Janet Metcalfe is Professor of Psychology and of Neurobiology and Behavior at Columbia University. Her current research focuses on understanding the consequences of metacognition for attention, memory, learning, and neural processing.
Robert A. Bjork is Distinguished Research Professor in the Department of Psychology at the University of California, Los Angeles. His research focuses on human learning and memory and on the implications of the science of learning for instruction and training.
Sian Beilock is the 8th President of Barnard College. Her work as a cognitive scientist has revolved around performance anxiety, with a focus on success in math and science for women and girls.
Their talks were commented by Elizabeth Ligon Bjork, Professor of Psychology at University of California, Los Angeles; and Dylan Wiliam, Emeritus Professor of Educational Assessment at University College London.

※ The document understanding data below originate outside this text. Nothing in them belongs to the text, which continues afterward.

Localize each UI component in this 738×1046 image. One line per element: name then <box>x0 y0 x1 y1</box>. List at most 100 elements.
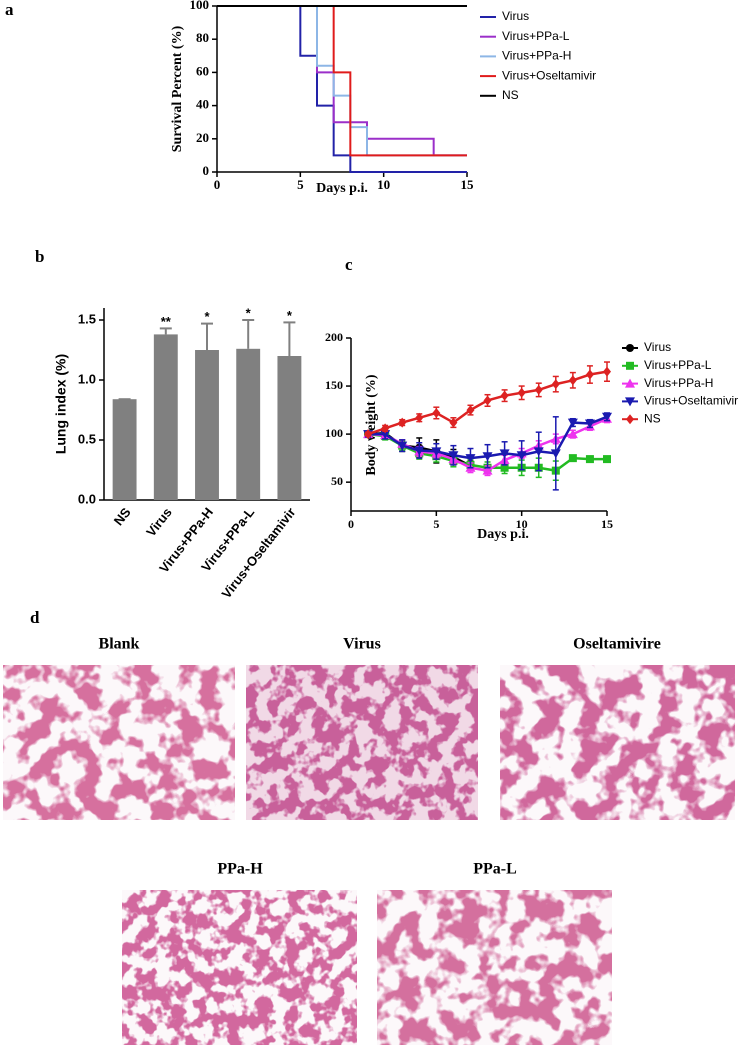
marker <box>585 369 594 380</box>
y-tick-label: 1.5 <box>78 311 96 326</box>
image-texture <box>246 665 478 820</box>
x-tick-label: 0 <box>348 517 354 531</box>
panel-label: a <box>5 0 14 19</box>
image-texture <box>3 665 235 820</box>
marker <box>448 451 459 461</box>
y-tick-label: 100 <box>325 426 343 440</box>
legend-label: Virus+PPa-L <box>644 358 712 372</box>
y-tick-label: 1.0 <box>78 371 96 386</box>
legend-marker <box>626 344 634 352</box>
bar <box>112 399 137 500</box>
marker <box>602 412 612 422</box>
marker <box>449 417 458 428</box>
y-tick-label: 60 <box>196 63 209 78</box>
legend-label: NS <box>502 88 519 102</box>
y-tick-label: 0.5 <box>78 431 96 446</box>
image-texture <box>122 890 357 1045</box>
marker <box>584 419 595 429</box>
image-title: PPa-L <box>473 861 517 878</box>
marker <box>364 429 373 440</box>
marker <box>603 455 611 464</box>
marker <box>500 390 509 401</box>
marker <box>380 430 391 440</box>
panel-label: b <box>35 247 44 266</box>
bar <box>236 348 261 500</box>
legend-label: Virus <box>502 9 529 23</box>
image-texture <box>500 665 735 820</box>
legend-marker <box>626 361 634 370</box>
bar <box>195 350 219 500</box>
y-axis-label: Survival Percent (%) <box>170 25 185 152</box>
marker <box>431 447 442 457</box>
chart: c 50 100 150 200 0 5 10 15 Days p.i. Body weight (… <box>325 255 738 542</box>
legend-marker <box>625 397 635 407</box>
marker <box>482 465 493 475</box>
x-tick-label: 15 <box>601 517 613 531</box>
image-title: Oseltamivire <box>573 636 661 653</box>
legend-label: NS <box>644 411 661 425</box>
histology-images <box>3 665 735 1045</box>
survival-line <box>217 5 467 157</box>
significance: * <box>246 305 252 320</box>
legend-label: Virus+PPa-H <box>502 49 571 63</box>
marker <box>466 405 475 416</box>
y-axis-label: Lung index (%) <box>53 354 69 454</box>
survival-line <box>217 5 467 157</box>
image-texture <box>377 890 612 1045</box>
bar <box>153 334 178 500</box>
y-tick-label: 50 <box>331 474 343 488</box>
y-tick-label: 40 <box>196 97 209 112</box>
x-tick-label: NS <box>111 504 134 528</box>
legend-marker <box>625 378 635 388</box>
marker <box>517 387 526 398</box>
marker <box>516 451 527 461</box>
marker <box>567 418 578 428</box>
marker <box>381 423 390 434</box>
x-tick-label: Virus+Oseltamivir <box>219 505 299 601</box>
survival-line <box>217 5 467 157</box>
legend-label: Virus+PPa-L <box>502 29 570 43</box>
marker <box>550 449 561 459</box>
marker <box>567 429 578 439</box>
chart: a 0 20 40 60 80 100 0 5 10 15 Days p.i. Survival Per… <box>5 0 596 196</box>
x-tick-label: 0 <box>214 177 221 192</box>
bar <box>277 356 302 500</box>
legend-marker <box>626 414 634 425</box>
marker <box>568 375 577 386</box>
significance: * <box>287 308 293 323</box>
panel-label: d <box>30 608 40 627</box>
y-tick-label: 200 <box>325 330 343 344</box>
survival-line <box>217 5 467 173</box>
marker <box>432 407 441 418</box>
x-tick-label: 15 <box>461 177 475 192</box>
significance: * <box>204 309 210 324</box>
marker <box>533 447 544 457</box>
image-title: Blank <box>99 636 140 653</box>
marker <box>568 454 577 463</box>
x-tick-label: Virus <box>143 505 175 540</box>
legend-label: Virus+Oseltamivir <box>644 394 738 408</box>
x-tick-label: 5 <box>297 177 304 192</box>
marker <box>551 379 560 390</box>
marker <box>465 454 476 464</box>
marker <box>499 449 510 459</box>
y-tick-label: 80 <box>196 30 209 45</box>
marker <box>415 412 424 423</box>
significance: ** <box>161 314 172 329</box>
marker <box>500 463 509 472</box>
panel-label: c <box>345 255 353 274</box>
marker <box>483 395 492 406</box>
marker <box>414 446 425 456</box>
y-tick-label: 150 <box>325 378 343 392</box>
y-tick-label: 0 <box>203 163 210 178</box>
marker <box>398 417 407 428</box>
legend-label: Virus+PPa-H <box>644 376 713 390</box>
x-axis-label: Days p.i. <box>477 527 529 542</box>
marker <box>585 455 594 464</box>
x-tick-label: 5 <box>433 517 439 531</box>
marker <box>534 384 543 395</box>
marker <box>482 452 493 462</box>
y-axis-label: Body weight (%) <box>364 374 379 475</box>
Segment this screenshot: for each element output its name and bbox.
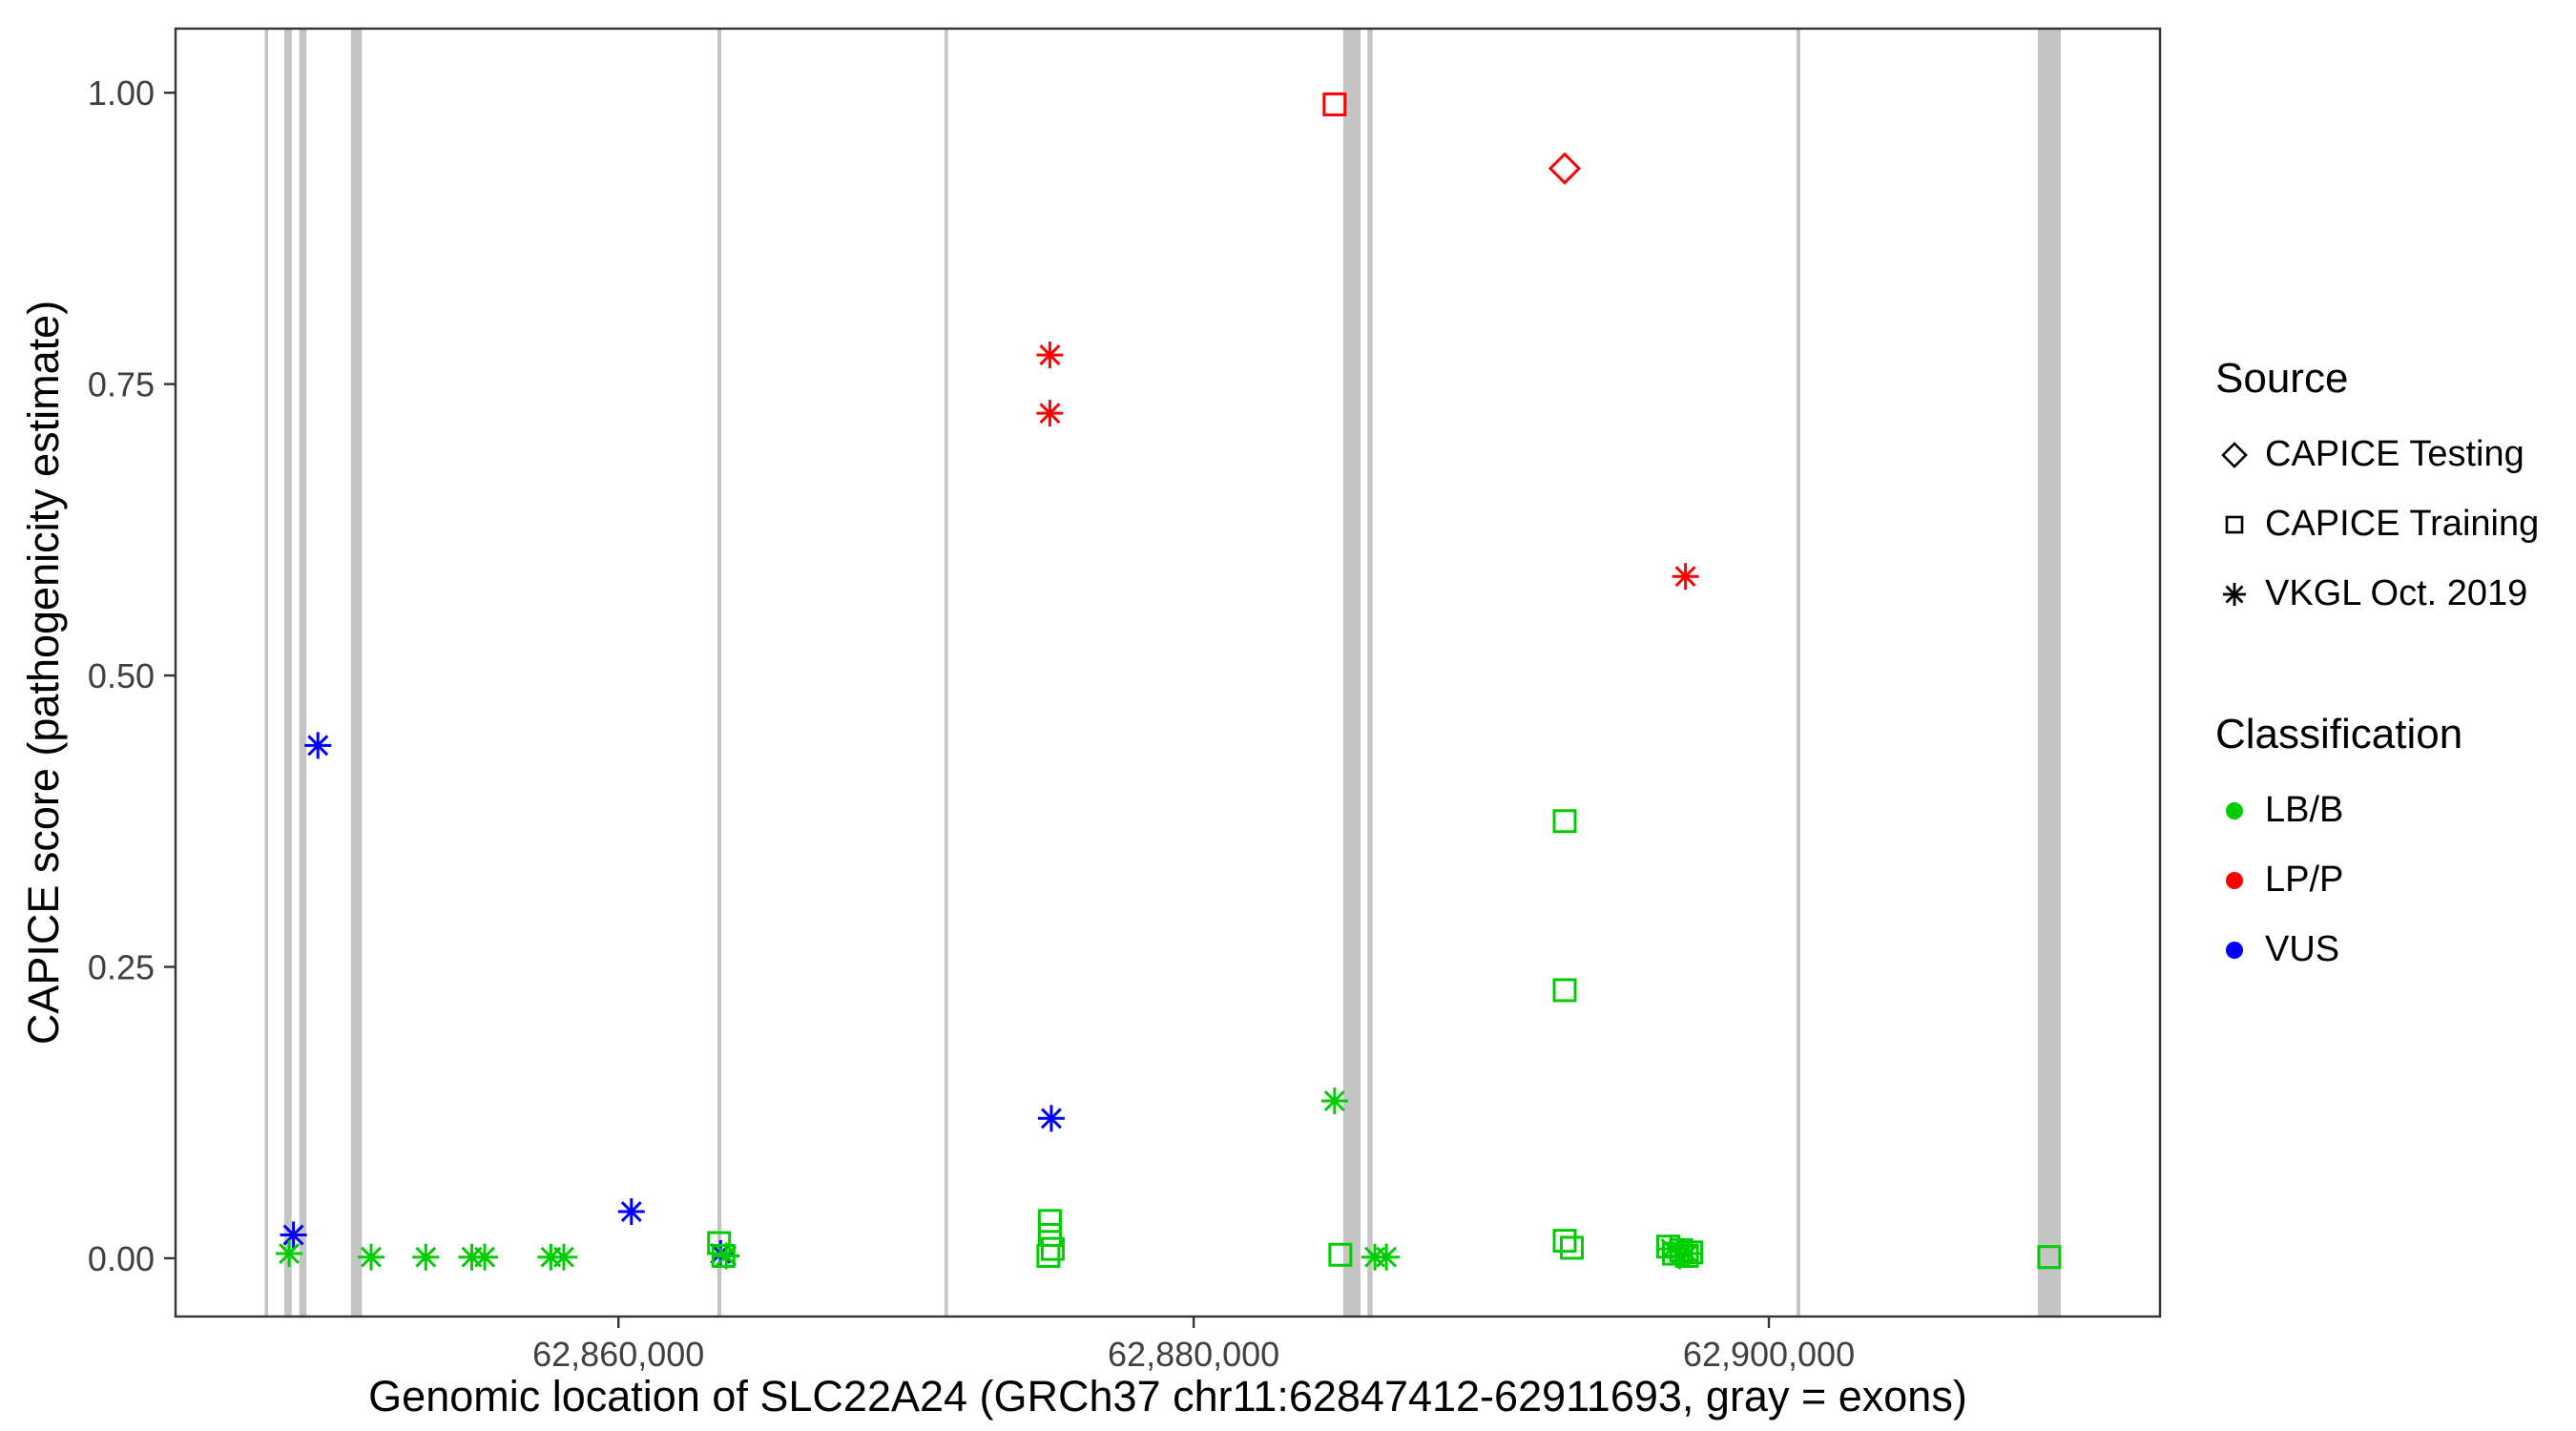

Elizabeth Ligon Bjork is Professor of Psychology and Past Senior Vice Chair in the Department of Psychology at the University of California, Los Angeles. Main themes of her research have been the role of inhibitory processes in creating an adaptive memory system and how principles of learning discovered in the laboratory can be applied to enhance instructional practices and self-directed learning.
Dylan Wiliam is Emeritus Professor of Educational Assessment at University College London. His academic work has focused on the use of assessment to support learning (sometimes called formative assessment).